Red Hook Then & Now: Oak Cookingham

“Now the trumpet summons us again — not as a call to bear arms, though arms we need; not as a call to battle, though embattled we are — but a call to bear the burden of a long twilight struggle, year in and year out, ‘rejoicing in hope, patient in tribulation’ — a struggle against the common enemies of man: tyranny, poverty, disease, and war itself.”
— President John F. Kennedy’s Inaugural Address, January 20, 1961

Oak Cookingham (right) leads fellow veterans at the 1987 Memorial Day commemoration ceremonies at the Red Hook Memorial Park.

Oak Cookingham is gone and Memorial Day won’t be the same without him. Ramrod straight and trim in his Eisenhower jacket, he marched up Broadway in the parade, and you couldn’t help but feel awed as he laid a memorial wreath, stood at attention one more time, saluted the flag.
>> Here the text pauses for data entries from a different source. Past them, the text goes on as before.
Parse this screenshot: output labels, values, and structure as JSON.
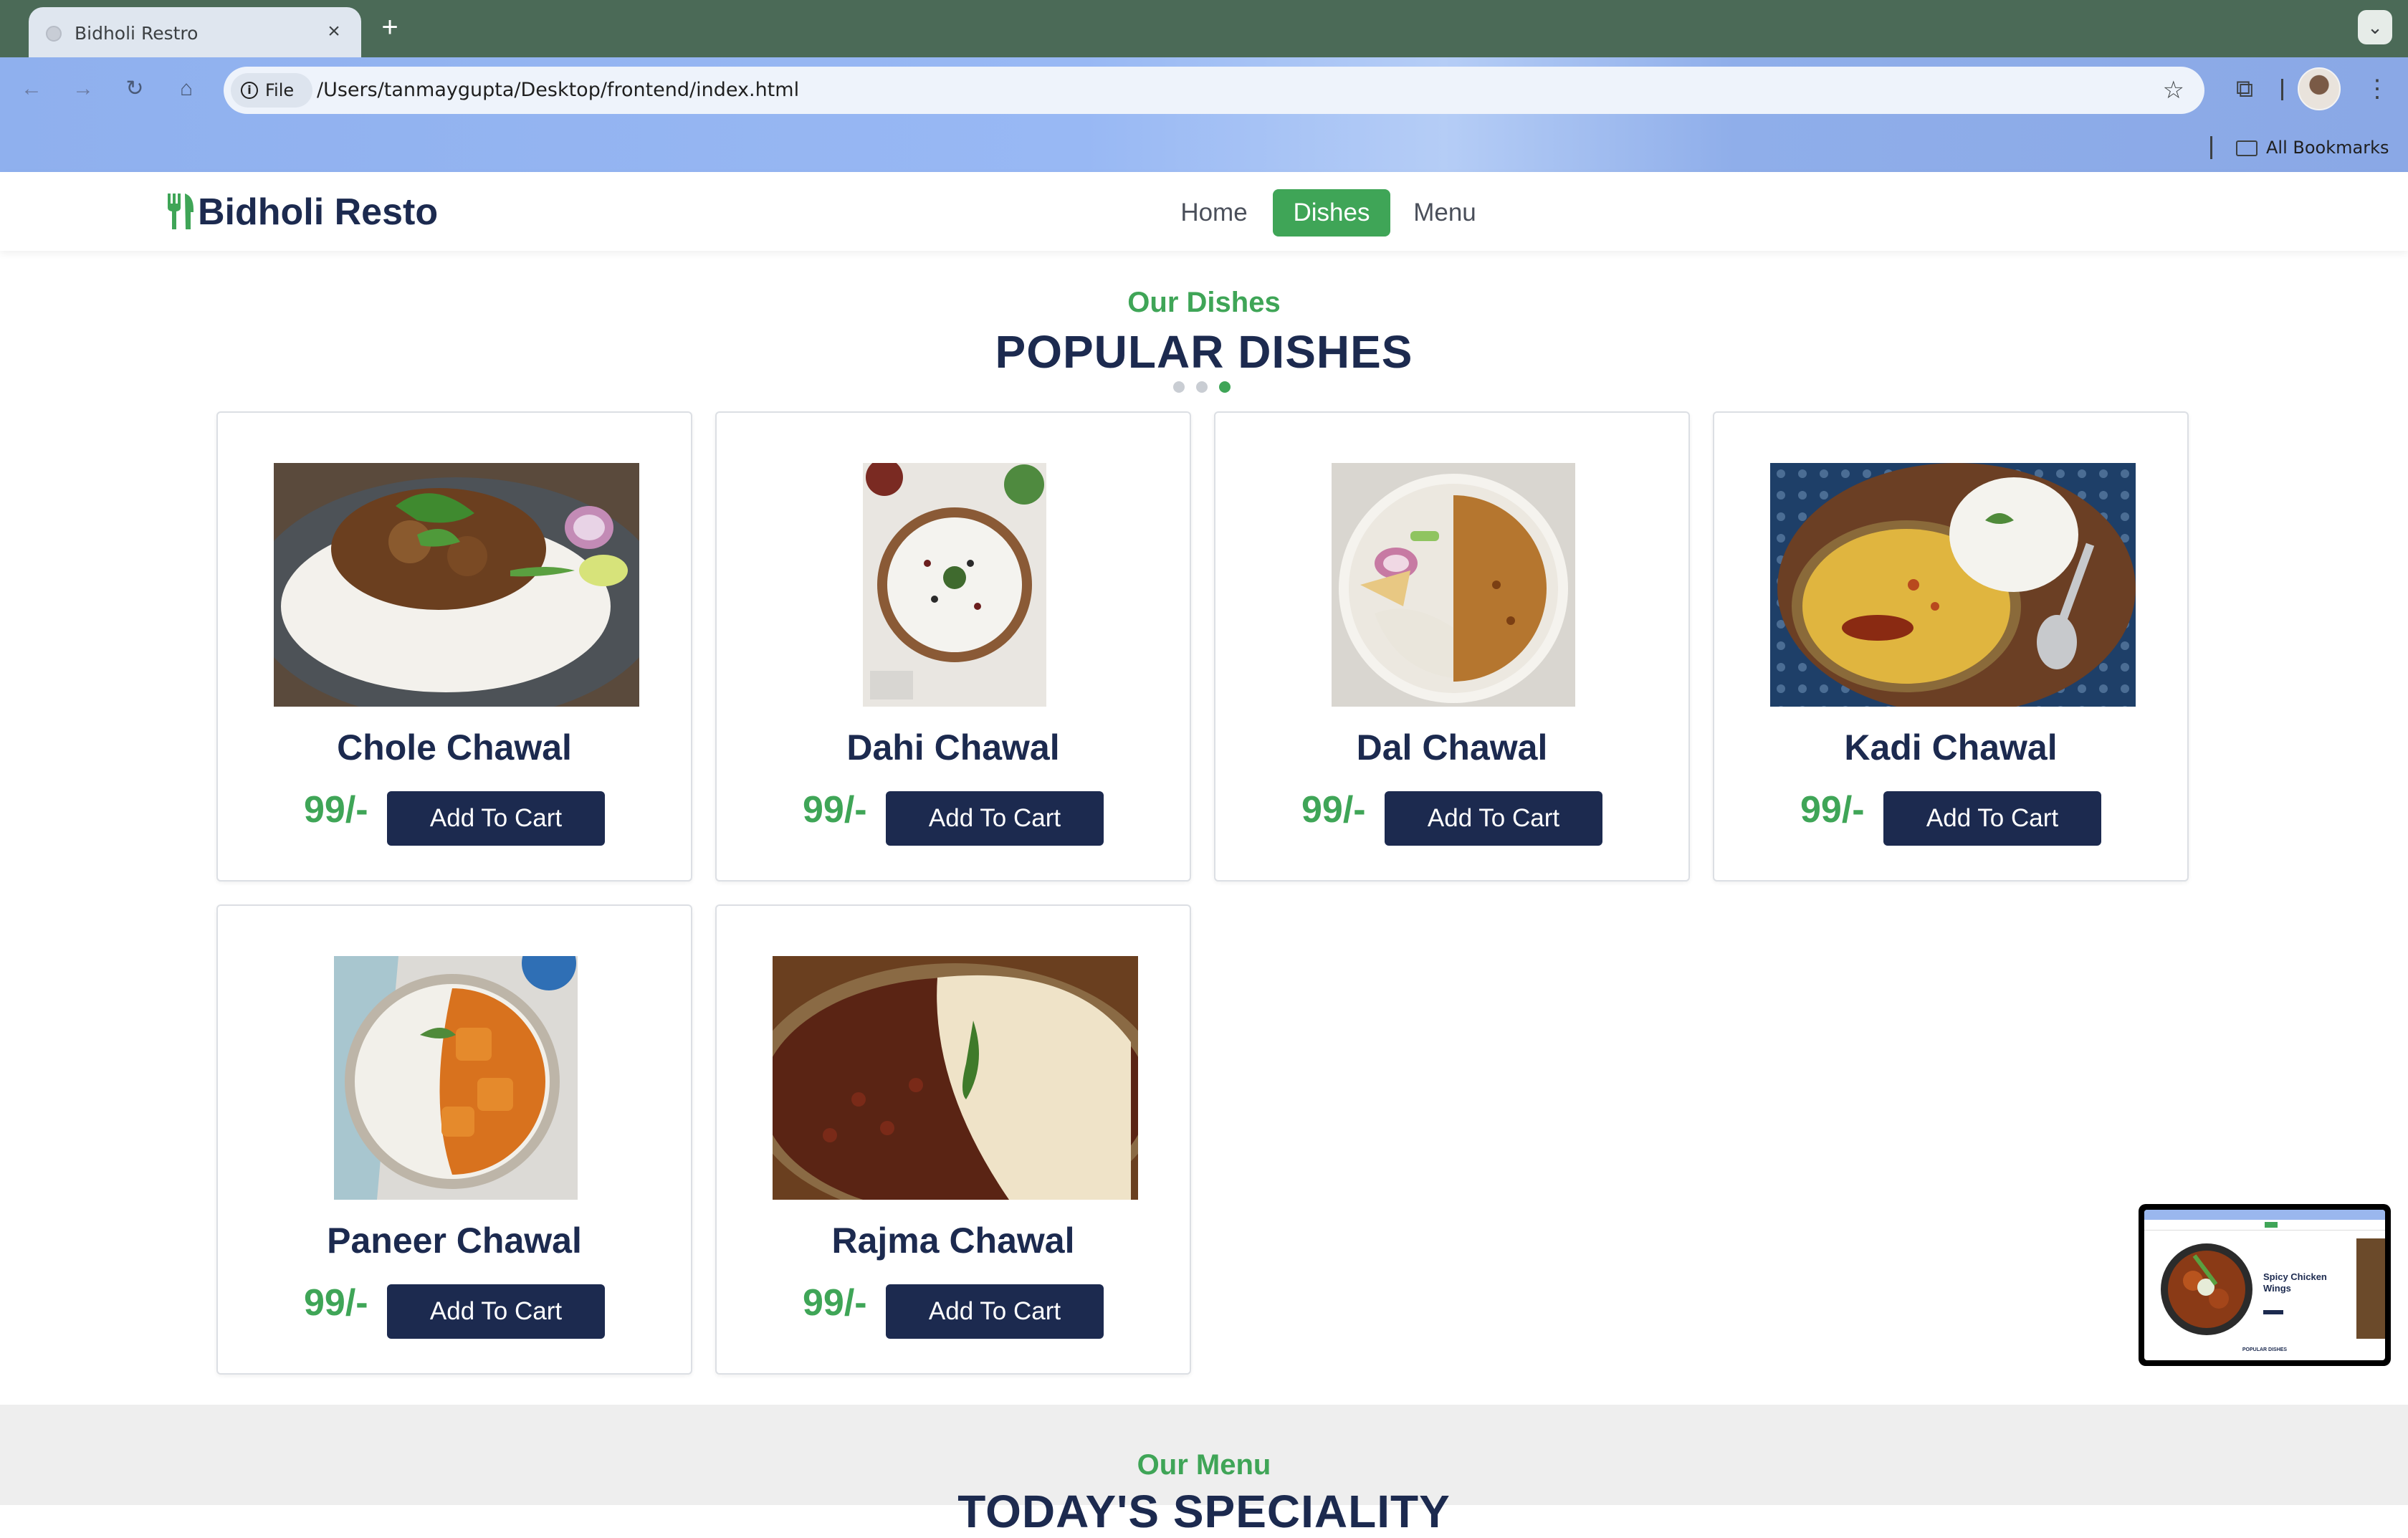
{
  "browser": {
    "tab_title": "Bidholi Restro",
    "chip_label": "File",
    "url": "/Users/tanmaygupta/Desktop/frontend/index.html",
    "bookmarks_label": "All Bookmarks"
  },
  "site": {
    "brand": "Bidholi Resto",
    "nav": [
      "Home",
      "Dishes",
      "Menu"
    ],
    "active_nav": "Dishes"
  },
  "dishes_section": {
    "subtitle": "Our Dishes",
    "title": "POPULAR DISHES",
    "carousel_dots": 3,
    "active_dot": 3
  },
  "dishes": [
    {
      "name": "Chole Chawal",
      "price": "99/-",
      "button": "Add To Cart"
    },
    {
      "name": "Dahi Chawal",
      "price": "99/-",
      "button": "Add To Cart"
    },
    {
      "name": "Dal Chawal",
      "price": "99/-",
      "button": "Add To Cart"
    },
    {
      "name": "Kadi Chawal",
      "price": "99/-",
      "button": "Add To Cart"
    },
    {
      "name": "Paneer Chawal",
      "price": "99/-",
      "button": "Add To Cart"
    },
    {
      "name": "Rajma Chawal",
      "price": "99/-",
      "button": "Add To Cart"
    }
  ],
  "menu_section": {
    "subtitle": "Our Menu",
    "title": "TODAY'S SPECIALITY"
  },
  "pip_preview": {
    "heading": "Spicy Chicken Wings",
    "footer": "POPULAR DISHES"
  },
  "colors": {
    "brand_green": "#3fa557",
    "navy": "#1c2a4f",
    "tabstrip": "#4b6a57"
  }
}
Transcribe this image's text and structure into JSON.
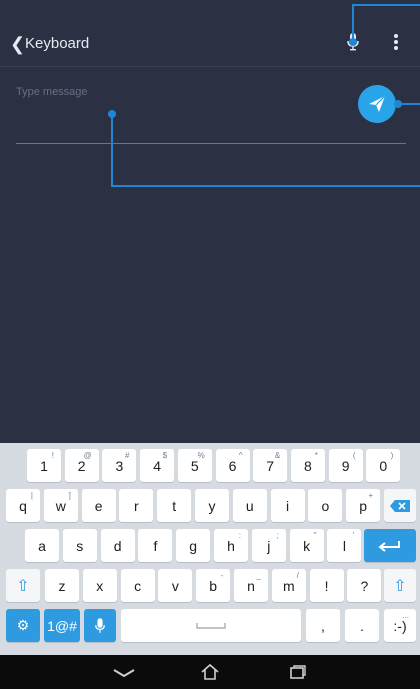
{
  "app_bar": {
    "back_icon": "chevron-left-icon",
    "title": "Keyboard",
    "mic_icon": "microphone-icon",
    "more_icon": "more-vertical-icon"
  },
  "message": {
    "placeholder": "Type message",
    "send_icon": "send-icon"
  },
  "keyboard": {
    "row1": [
      {
        "main": "1",
        "alt": "!"
      },
      {
        "main": "2",
        "alt": "@"
      },
      {
        "main": "3",
        "alt": "#"
      },
      {
        "main": "4",
        "alt": "$"
      },
      {
        "main": "5",
        "alt": "%"
      },
      {
        "main": "6",
        "alt": "^"
      },
      {
        "main": "7",
        "alt": "&"
      },
      {
        "main": "8",
        "alt": "*"
      },
      {
        "main": "9",
        "alt": "("
      },
      {
        "main": "0",
        "alt": ")"
      }
    ],
    "row2": [
      {
        "main": "q",
        "alt": "|"
      },
      {
        "main": "w",
        "alt": "]"
      },
      {
        "main": "e",
        "alt": ""
      },
      {
        "main": "r",
        "alt": ""
      },
      {
        "main": "t",
        "alt": ""
      },
      {
        "main": "y",
        "alt": ""
      },
      {
        "main": "u",
        "alt": ""
      },
      {
        "main": "i",
        "alt": ""
      },
      {
        "main": "o",
        "alt": ""
      },
      {
        "main": "p",
        "alt": "+"
      }
    ],
    "row3": [
      {
        "main": "a",
        "alt": ""
      },
      {
        "main": "s",
        "alt": ""
      },
      {
        "main": "d",
        "alt": ""
      },
      {
        "main": "f",
        "alt": ""
      },
      {
        "main": "g",
        "alt": ""
      },
      {
        "main": "h",
        "alt": ":"
      },
      {
        "main": "j",
        "alt": ";"
      },
      {
        "main": "k",
        "alt": "\""
      },
      {
        "main": "l",
        "alt": "'"
      }
    ],
    "row4": [
      {
        "main": "z",
        "alt": ""
      },
      {
        "main": "x",
        "alt": ""
      },
      {
        "main": "c",
        "alt": ""
      },
      {
        "main": "v",
        "alt": ""
      },
      {
        "main": "b",
        "alt": "-"
      },
      {
        "main": "n",
        "alt": "_"
      },
      {
        "main": "m",
        "alt": "/"
      },
      {
        "main": "!",
        "alt": ""
      },
      {
        "main": "?",
        "alt": ""
      }
    ],
    "row5": {
      "settings_icon": "gear-icon",
      "symbols_label": "1@#",
      "voice_icon": "microphone-icon",
      "space_icon": "spacebar-icon",
      "comma": ",",
      "period": ".",
      "emoticon": ":-)",
      "emoticon_alt": "..."
    },
    "backspace_icon": "backspace-icon",
    "enter_icon": "enter-icon",
    "shift_icon": "shift-icon"
  },
  "nav_bar": {
    "back_icon": "nav-back-icon",
    "home_icon": "home-icon",
    "recents_icon": "recents-icon"
  },
  "colors": {
    "background": "#2b3142",
    "accent": "#2aa4e9",
    "keyboard": "#d6dbe2",
    "callout": "#1f86d6"
  }
}
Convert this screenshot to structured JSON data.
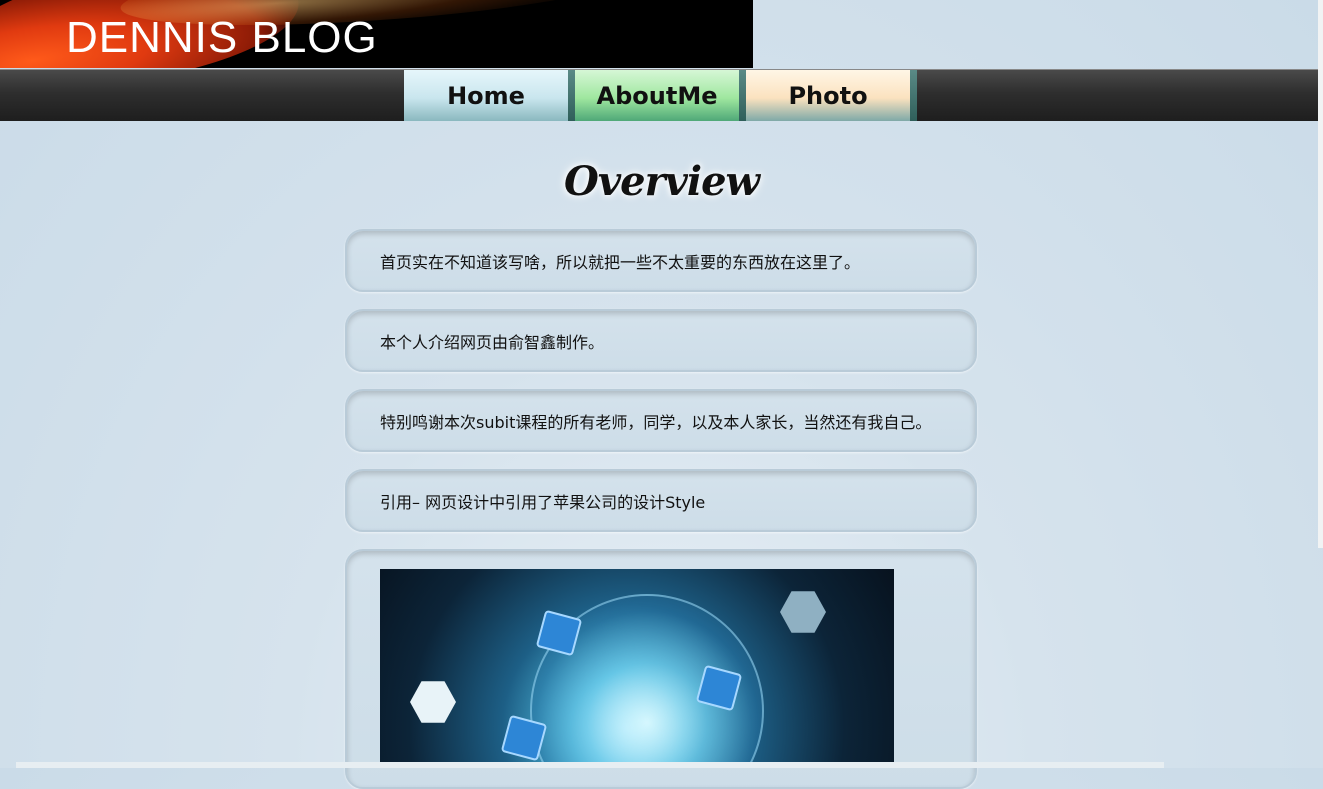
{
  "header": {
    "title": "DENNIS BLOG"
  },
  "nav": {
    "home": "Home",
    "about": "AboutMe",
    "photo": "Photo"
  },
  "main": {
    "heading": "Overview",
    "cards": [
      "首页实在不知道该写啥，所以就把一些不太重要的东西放在这里了。",
      "本个人介绍网页由俞智鑫制作。",
      "特别鸣谢本次subit课程的所有老师，同学，以及本人家长，当然还有我自己。",
      "引用– 网页设计中引用了苹果公司的设计Style"
    ]
  },
  "colors": {
    "background": "#cddde8",
    "navbar": "#2e2e2e",
    "banner": "#000000"
  }
}
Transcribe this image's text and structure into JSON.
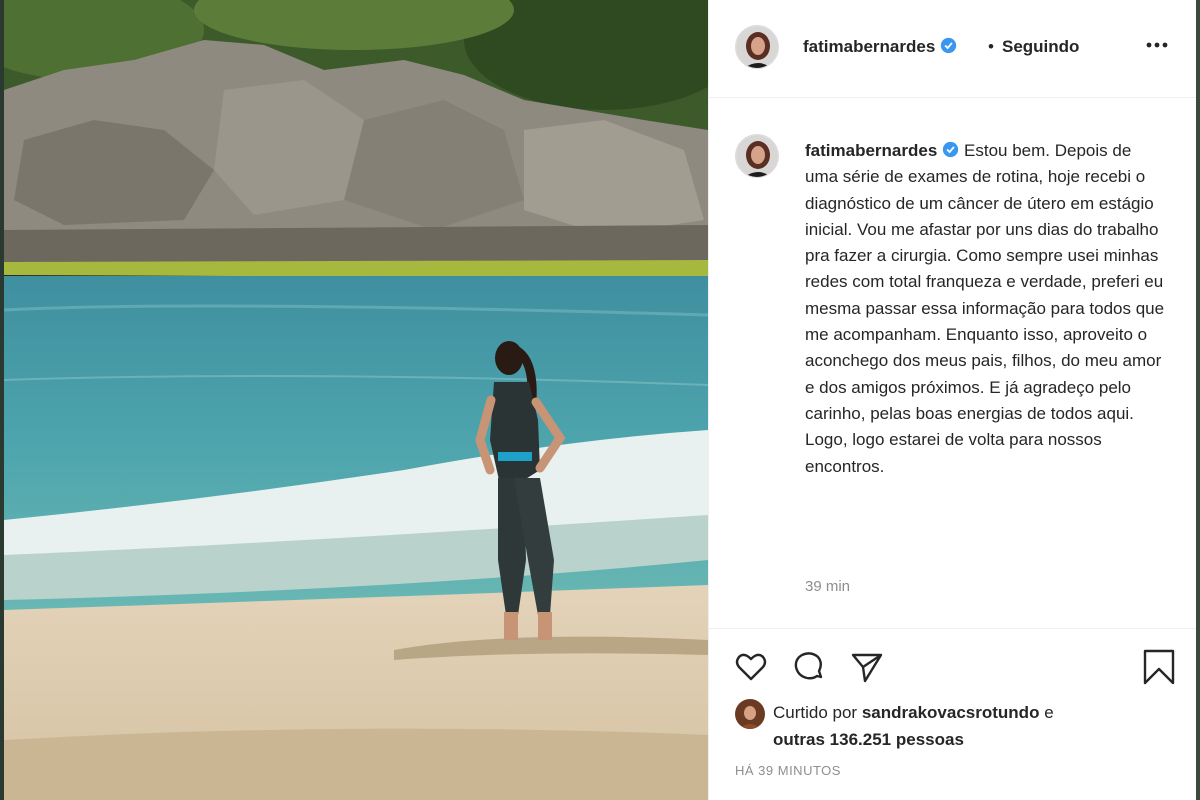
{
  "post": {
    "username": "fatimabernardes",
    "separator": "•",
    "follow_status": "Seguindo",
    "caption_intro": "Estou bem.",
    "caption_body": "Depois de uma série de exames de rotina, hoje recebi o diagnóstico de um câncer de útero em estágio inicial. Vou me afastar por uns dias do trabalho pra fazer a cirurgia. Como sempre usei minhas redes com total franqueza e verdade, preferi eu mesma passar essa informação para todos que me acompanham. Enquanto isso, aproveito o aconchego dos meus pais, filhos, do meu amor e dos amigos próximos. E já agradeço pelo carinho, pelas boas energias de todos aqui. Logo, logo estarei de volta para nossos encontros.",
    "caption_time": "39 min"
  },
  "likes": {
    "prefix": "Curtido por",
    "liker": "sandrakovacsrotundo",
    "conj": "e",
    "others": "outras 136.251 pessoas"
  },
  "timestamp": "HÁ 39 MINUTOS",
  "icons": {
    "verified": "verified-badge-icon",
    "more": "more-options-icon",
    "like": "heart-icon",
    "comment": "comment-icon",
    "share": "share-icon",
    "save": "bookmark-icon"
  },
  "colors": {
    "verified": "#3897f0",
    "text": "#262626",
    "muted": "#8e8e8e"
  }
}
Born on Christmas Day 1916, this lifelong Red Hook farmer, family man, business and civic leader epitomized the so-called “Greatest Generation.” Briefly the Poughkeepsie Journal noted on his passing September 2011, at 94, “He served in the United States Army during World War II, from 1943 to 1945, in the Spearhead 3rd Armored Division, earning the Bronze Star.”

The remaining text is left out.